El Estado, lejos de facilitar la transición hacia la formalidad, suele complicarla. La legislación laboral peruana —rígida en algunos aspectos y ausente en otros— ha creado un entorno donde formalizar a un trabajador joven es costoso, mientras mantenerlo en la informalidad es barato. Las pequeñas empresas, que emplean a la mayoría de jóvenes, no encuentran incentivos reales para cumplir con todas las obligaciones formales. El resultado es una economía dual: una minoría protegida y una mayoría desamparada.
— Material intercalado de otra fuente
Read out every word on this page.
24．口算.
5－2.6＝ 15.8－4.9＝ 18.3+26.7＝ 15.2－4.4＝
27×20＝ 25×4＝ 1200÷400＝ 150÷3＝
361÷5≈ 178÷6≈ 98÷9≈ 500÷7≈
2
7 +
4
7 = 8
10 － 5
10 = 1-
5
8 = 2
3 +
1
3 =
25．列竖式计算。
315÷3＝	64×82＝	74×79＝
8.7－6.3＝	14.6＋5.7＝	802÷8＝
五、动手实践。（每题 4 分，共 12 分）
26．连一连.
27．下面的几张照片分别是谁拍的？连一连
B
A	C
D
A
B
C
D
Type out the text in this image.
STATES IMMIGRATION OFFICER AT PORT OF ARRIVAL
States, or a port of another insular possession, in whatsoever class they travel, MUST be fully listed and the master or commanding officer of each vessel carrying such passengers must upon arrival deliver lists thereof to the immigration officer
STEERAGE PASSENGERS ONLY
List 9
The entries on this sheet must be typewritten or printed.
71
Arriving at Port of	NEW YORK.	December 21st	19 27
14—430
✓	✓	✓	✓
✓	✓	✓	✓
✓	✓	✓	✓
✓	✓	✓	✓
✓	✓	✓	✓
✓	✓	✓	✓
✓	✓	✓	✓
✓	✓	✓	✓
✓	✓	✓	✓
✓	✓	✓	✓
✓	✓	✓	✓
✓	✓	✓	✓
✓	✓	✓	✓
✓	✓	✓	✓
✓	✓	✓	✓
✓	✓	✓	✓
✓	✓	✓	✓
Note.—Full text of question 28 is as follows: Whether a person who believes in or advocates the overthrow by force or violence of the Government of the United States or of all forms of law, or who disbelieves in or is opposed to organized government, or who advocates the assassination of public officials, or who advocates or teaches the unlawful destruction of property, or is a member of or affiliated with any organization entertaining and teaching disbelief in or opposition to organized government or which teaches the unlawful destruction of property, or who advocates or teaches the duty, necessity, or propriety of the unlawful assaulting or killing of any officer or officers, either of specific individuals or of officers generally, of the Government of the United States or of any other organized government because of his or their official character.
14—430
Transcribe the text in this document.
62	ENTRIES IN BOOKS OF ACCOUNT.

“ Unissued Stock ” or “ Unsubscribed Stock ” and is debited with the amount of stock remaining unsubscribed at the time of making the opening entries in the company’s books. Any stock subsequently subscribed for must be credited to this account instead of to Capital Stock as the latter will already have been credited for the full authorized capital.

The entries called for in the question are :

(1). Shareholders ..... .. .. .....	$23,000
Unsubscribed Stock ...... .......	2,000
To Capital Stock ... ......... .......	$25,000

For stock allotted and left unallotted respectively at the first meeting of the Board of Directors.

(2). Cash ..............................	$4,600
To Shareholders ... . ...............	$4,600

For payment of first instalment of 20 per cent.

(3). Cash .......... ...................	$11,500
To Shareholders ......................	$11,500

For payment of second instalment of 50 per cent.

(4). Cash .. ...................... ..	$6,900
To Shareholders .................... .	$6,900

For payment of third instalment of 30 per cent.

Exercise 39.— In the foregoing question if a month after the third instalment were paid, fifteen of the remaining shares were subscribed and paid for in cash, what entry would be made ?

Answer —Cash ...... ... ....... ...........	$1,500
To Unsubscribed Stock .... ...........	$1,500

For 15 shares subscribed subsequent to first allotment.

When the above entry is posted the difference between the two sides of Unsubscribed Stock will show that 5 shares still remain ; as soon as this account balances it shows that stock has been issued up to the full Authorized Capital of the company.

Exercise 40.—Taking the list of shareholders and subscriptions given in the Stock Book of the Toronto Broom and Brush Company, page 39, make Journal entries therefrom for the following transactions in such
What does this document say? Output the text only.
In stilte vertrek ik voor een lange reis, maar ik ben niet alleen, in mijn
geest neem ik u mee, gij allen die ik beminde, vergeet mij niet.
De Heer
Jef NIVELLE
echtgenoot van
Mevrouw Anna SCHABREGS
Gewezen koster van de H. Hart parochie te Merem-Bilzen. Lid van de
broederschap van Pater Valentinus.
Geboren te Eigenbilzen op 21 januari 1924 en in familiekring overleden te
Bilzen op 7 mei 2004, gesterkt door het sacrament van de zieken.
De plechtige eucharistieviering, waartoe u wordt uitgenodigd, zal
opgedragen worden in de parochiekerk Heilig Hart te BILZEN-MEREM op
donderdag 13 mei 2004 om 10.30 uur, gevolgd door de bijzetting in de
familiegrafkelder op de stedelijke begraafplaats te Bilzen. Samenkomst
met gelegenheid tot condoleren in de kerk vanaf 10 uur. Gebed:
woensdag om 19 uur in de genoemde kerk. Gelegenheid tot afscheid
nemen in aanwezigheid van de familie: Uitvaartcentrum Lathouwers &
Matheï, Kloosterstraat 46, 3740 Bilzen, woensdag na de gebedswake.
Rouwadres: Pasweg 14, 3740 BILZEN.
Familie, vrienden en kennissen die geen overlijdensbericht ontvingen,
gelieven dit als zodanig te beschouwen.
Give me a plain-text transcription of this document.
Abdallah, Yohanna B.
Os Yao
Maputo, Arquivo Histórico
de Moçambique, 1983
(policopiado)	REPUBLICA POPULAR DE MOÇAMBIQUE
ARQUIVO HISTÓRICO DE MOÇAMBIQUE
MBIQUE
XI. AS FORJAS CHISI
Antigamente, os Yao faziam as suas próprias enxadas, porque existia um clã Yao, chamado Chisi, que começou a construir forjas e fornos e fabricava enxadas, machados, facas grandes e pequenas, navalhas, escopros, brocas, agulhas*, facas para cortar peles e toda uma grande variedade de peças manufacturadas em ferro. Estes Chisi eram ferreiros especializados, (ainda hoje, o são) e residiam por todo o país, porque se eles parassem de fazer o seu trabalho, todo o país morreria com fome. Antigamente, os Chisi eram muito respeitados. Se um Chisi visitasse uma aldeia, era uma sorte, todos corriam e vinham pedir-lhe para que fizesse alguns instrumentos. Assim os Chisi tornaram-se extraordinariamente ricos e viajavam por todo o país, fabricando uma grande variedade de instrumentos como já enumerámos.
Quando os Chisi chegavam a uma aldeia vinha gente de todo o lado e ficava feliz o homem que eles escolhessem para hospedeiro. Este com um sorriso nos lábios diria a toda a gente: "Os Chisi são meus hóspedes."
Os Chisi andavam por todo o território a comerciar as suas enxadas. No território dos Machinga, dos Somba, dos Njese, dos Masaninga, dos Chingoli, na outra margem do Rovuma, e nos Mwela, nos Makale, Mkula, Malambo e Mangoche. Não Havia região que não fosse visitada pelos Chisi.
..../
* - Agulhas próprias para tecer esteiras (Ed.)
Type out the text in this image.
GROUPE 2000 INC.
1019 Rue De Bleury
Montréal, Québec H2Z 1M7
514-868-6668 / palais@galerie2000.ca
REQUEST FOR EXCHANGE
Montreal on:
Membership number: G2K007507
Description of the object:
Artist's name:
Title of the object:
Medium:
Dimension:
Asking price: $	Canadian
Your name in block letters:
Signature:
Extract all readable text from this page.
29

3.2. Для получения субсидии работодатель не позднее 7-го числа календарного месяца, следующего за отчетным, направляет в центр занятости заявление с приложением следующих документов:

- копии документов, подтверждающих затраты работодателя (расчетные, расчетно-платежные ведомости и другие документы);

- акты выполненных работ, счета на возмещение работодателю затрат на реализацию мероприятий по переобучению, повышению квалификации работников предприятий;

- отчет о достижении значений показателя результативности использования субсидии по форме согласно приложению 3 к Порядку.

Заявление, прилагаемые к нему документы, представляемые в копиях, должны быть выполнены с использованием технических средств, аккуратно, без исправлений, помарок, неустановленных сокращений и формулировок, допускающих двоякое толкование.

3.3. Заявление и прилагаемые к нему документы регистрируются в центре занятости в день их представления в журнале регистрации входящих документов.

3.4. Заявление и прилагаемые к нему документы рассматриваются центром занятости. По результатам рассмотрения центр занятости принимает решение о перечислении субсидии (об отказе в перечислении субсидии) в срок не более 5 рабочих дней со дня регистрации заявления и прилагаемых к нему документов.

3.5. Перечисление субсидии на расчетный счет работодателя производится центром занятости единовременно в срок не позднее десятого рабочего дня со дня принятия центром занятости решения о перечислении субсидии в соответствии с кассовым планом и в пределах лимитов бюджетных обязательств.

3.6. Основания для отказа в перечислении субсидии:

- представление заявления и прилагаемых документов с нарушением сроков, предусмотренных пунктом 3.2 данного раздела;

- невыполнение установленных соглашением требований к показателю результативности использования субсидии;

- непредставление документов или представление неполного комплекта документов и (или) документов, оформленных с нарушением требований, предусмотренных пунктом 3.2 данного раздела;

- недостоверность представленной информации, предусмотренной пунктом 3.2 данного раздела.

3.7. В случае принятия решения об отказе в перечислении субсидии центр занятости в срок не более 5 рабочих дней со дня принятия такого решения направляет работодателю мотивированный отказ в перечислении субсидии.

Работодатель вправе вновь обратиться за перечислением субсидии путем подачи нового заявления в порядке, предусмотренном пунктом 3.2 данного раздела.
Este escenario tiene consecuencias sociales graves. Un joven que empieza su vida laboral sin derechos difícilmente podrá acceder a un crédito, aportar a un sistema de pensiones o proyectar un plan de vida estable. A largo plazo, el país se condena a tener una generación de trabajadores sin seguridad ni futuro. La informalidad no es solo un problema económico: es un mecanismo silencioso de exclusión social.
Superar esta trampa exige una nueva mirada. No se trata de “flexibilizar” indiscriminadamente el mercado laboral ni de mantener la rigidez actual que ahoga a los pequeños empleadores. Se trata de diseñar un modelo que equilibre protección y oportunidad, con políticas específicas para el primer empleo. Incentivos fiscales para las empresas que contraten jóvenes, esquemas de formación dual que vinculen estudio y trabajo, y programas de acompañamiento durante los primeros años laborales son medidas urgentes y posibles.
Al mismo tiempo, se necesita un cambio cultural. El joven trabajador no es un “riesgo”, sino una inversión. Cada oportunidad que se le niega tiene un costo colectivo: menos productividad, menos innovación, menos cohesión social. Los países que han logrado reducir su informalidad entendieron que la juventud no debe ser un obstáculo, sino la palanca del desarrollo.
El Perú, en cambio, sigue atrapado en la resignación. Que un joven trabaje sin contrato ya no se considera una injusticia, sino una costumbre. Esa normalización de la precariedad es quizá el mayor peligro. Porque cuando una sociedad se acostumbra a la informalidad, renuncia a la idea de progreso.
El desafío es enorme, pero ineludible. Reformar la legislación laboral no significa debilitar derechos, sino ampliar su alcance. Significa entender que la protección no puede empezar después del segundo empleo, sino desde el primero. Un país que castiga a sus jóvenes por querer trabajar está hipotecando su propio futuro.
El Perú necesita con urgencia una política de empleo juvenil moderna, inclusiva y sostenida. No para crear privilegios, sino para garantizar lo más básico: que trabajar no sea una condena, sino una oportunidad real de construir un proyecto de vida.